Sarrión es pelirrojo, y no hay tantos toreros que lo sean. No se despinta. Cervera, de quien predican ser una versión clonada de Enrique Ponce, es magro, enjuto y pálido. Cuando debutó con picadores, en esta misma feria, hace veintipico años, Ponce no levantaba tres palmos. Infantil el porte, pero torero el gesto natural. De Ponce. El novillo que hirió a Cervera, tostado chorreado, rubias las greñas, gacho y astifino, ancha la cuna, tuvo la velocidad clásica de los núñez. Antes de la cornada, ya le había cogido Cervera una vez. Por dormirse en un aprovechón y gustoso muletazo de mano baja con la diestra. Un muletazo de dibujar y acompañar, no de gobernar el viaje. La segunda cogida, en parecido trance –un muletazo desmayado-, se saldó con una paliza formidable. Tuvo el toro a Cervera entre las manos y lo molió a pisotones. La cornada, un puntazo profundo de casi diez centímetros, fue certera. Probablemente se la pegó el toro en el mismo momento de la cogida y no en el suelo. El toro se metió para empalar al joven torero por la entrepierna. No iba toreado. Un exceso de confianza. La paliza fue de tal calibre que Cervera ingresó en la enfermería desvanecido.

Los tres muletazos de castigo con que Conchi Ríos dejó cuadrado al novillo fueron espléndidos. Pases de dominio, pero de una plástica impecable. Con la espada no anduvo Ríos ni fina ni decidida. Ni pasó ni metió el brazo. Conchi Ríos era cabeza de cartel y directora, por tanto, de lidia. La única de la terna que ya había saboreado las mieles de torear con picadores. Murciana. En Murcia hay un torero pelirrojo, Alfonso Romero.

Conchi Ríos tiene personalidad. Sabe estar en la plaza. Sabe colocarse y encajarse. Torea sin apreturas, en línea. Tiene descaro, que es parte de la personalidad. Se enfadó de pronto y le pegó al primer novillo una tanda de arrojo y auténtico temple. Se rajó luego el novillo, que se había puesto pegajoso. El otro novillo que mató Conchi, quinto de la tarde porque se corrieron turnos tras la cogida de Juan Cervera, no fue sencillo. Adelantaba por las dos manos.
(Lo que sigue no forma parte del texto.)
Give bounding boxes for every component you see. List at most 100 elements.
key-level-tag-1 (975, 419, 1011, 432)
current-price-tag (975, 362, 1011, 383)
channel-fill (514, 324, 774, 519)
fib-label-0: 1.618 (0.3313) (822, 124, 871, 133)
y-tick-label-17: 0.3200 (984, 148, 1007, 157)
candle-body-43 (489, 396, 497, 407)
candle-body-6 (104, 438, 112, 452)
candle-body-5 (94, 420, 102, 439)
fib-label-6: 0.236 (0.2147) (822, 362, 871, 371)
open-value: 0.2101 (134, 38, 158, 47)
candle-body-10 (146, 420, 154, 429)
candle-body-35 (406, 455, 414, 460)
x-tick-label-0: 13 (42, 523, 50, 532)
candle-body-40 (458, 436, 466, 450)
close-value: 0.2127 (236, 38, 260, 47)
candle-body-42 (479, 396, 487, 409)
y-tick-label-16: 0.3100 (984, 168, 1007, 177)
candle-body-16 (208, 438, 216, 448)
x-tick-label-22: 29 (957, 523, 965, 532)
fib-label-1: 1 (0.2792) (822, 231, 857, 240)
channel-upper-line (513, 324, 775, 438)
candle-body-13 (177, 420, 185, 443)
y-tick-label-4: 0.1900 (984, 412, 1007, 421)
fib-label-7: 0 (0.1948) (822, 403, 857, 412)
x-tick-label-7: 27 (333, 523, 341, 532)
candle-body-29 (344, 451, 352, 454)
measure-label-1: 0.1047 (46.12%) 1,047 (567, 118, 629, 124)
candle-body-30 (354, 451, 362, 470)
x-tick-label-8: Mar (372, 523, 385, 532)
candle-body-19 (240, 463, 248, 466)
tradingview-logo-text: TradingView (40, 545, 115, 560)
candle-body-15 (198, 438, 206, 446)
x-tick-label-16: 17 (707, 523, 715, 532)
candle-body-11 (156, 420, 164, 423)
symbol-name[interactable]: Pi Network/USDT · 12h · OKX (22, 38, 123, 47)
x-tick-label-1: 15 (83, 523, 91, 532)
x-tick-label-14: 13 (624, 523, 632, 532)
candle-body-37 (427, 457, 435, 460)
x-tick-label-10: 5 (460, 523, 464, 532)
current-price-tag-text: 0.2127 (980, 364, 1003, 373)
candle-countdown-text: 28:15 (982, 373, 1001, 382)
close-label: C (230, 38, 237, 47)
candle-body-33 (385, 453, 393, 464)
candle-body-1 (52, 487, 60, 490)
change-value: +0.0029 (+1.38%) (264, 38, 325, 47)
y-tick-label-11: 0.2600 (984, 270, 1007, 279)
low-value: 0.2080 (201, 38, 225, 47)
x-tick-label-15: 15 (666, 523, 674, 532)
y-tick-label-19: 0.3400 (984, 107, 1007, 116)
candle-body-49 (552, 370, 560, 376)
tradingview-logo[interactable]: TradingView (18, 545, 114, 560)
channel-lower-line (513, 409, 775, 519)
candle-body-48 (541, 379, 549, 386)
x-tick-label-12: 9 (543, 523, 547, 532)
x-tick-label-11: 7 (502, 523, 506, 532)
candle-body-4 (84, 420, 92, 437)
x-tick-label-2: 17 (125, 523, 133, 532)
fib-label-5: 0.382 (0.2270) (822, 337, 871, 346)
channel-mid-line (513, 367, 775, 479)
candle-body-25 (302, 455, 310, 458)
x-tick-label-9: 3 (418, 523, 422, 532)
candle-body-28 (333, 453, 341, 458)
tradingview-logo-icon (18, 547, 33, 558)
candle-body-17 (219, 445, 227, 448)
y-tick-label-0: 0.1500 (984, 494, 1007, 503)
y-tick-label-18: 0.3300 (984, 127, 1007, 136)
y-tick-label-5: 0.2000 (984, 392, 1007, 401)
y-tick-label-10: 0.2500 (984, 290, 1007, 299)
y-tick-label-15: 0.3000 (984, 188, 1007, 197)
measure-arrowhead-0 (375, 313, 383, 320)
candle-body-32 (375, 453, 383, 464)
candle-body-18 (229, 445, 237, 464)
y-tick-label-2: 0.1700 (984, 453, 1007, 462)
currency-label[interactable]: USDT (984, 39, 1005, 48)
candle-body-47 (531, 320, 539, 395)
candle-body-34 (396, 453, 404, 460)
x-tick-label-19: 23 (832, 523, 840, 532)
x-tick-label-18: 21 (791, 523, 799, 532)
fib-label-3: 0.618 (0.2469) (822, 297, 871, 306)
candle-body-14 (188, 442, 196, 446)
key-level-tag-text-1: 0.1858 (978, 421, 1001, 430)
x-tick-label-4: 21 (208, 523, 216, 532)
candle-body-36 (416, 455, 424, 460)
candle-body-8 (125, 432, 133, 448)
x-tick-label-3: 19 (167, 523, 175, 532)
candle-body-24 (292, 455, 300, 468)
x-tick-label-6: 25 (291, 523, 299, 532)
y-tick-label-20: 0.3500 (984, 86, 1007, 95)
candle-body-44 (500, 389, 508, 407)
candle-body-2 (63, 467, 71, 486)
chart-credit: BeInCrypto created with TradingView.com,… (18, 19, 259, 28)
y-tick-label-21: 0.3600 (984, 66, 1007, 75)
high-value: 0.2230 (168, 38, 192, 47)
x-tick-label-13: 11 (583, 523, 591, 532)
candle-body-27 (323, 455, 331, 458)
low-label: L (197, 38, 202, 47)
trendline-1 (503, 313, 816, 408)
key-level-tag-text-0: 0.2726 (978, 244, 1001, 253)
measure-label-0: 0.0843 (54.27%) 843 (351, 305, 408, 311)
Trasteo movidito, pero suficiente. La intención de torear de frente, que es loable. Una rara tanda de espaldinas encadenadas. Improvisación sobre una base clásica. Gasta engaños ligeros de buen vuelo. Conchi gasta coleta. La trenza arranca de la coronilla y no del cogote. Original. No es coleta torera ni ortodoxa. La torera está por cuajar y ver. No es una osada. Puede circular. Si aprende a meter la espada.

Sarrión hizo en los tres toros un poco de lo mismo y de lo mismo mucho. Fiel a la moda de las faenas que se atienen al canon de la rutina. De las de pegar muchos pases para asegurar el son del toro con la pretensión de domarlo. También en el joven Sarrión ha encarnado la idea de que a los toros hay que taparlos por sistema y coser pero no ligar muletazos. Como está rodado, sabe ponerse. Tiene sentido del temple. Ni un enganchón pese a que la velocidad de los tres toros que mató fue distinta. Es frío. Pero valeroso. Ninguna pereza para irse a los medios. No maneja la espada. Sí los nervios.